While science may be the best tool for answering many questions, it is also one of the biggest sources of misleading and potentially harmful information too.

You qualified your statement and I'm not saying you personally are guilty of this but there are a lot of 'trust the science' type people out there who focus more on hagiographic platitudes about the normative functioning of sciences rather than the real world impacts of a human activity subject to human failings and careerist, economic and political influences.
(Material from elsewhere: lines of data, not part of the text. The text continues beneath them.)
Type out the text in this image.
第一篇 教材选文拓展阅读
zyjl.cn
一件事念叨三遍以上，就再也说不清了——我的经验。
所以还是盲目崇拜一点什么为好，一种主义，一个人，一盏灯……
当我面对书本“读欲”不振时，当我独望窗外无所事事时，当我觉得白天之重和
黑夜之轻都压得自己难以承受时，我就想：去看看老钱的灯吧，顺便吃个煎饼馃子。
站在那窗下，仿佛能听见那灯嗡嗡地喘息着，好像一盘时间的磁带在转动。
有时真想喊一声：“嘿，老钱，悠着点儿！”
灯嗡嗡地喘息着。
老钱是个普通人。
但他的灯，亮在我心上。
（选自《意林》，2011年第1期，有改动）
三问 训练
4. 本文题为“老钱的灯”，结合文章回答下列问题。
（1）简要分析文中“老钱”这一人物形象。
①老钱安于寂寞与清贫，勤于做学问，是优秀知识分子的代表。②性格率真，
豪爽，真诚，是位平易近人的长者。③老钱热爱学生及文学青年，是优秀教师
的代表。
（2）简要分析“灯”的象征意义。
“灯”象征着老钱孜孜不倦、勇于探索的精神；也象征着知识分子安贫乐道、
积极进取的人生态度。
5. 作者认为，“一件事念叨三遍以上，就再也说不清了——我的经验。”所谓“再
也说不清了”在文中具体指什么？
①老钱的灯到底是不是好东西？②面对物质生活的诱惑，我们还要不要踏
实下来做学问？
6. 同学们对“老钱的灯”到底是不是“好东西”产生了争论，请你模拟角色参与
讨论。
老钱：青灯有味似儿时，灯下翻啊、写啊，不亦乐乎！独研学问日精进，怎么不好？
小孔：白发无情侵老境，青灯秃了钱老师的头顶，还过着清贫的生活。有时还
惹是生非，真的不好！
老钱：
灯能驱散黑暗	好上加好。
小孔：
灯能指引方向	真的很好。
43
Covid has illustrated both sides of the coin very clearly, yet it hasn't prompted the kind of introspection that such a stark illustration should merit.
 

Twilight Hue

Twilight, not bright nor dark, good nor bad.
How much has RF influenced you in your decision making?
It has a negative impact due to the extreme politicization of this pandemic. I've never seen it this bad in my entire lifetime so far.

There seems to be an eager preference for giving up liberty and freedoms in exchange for a little bit of safety and security, and that actually bothers me to see just how willing people are in handing all of their liberties and freedoms over to the government.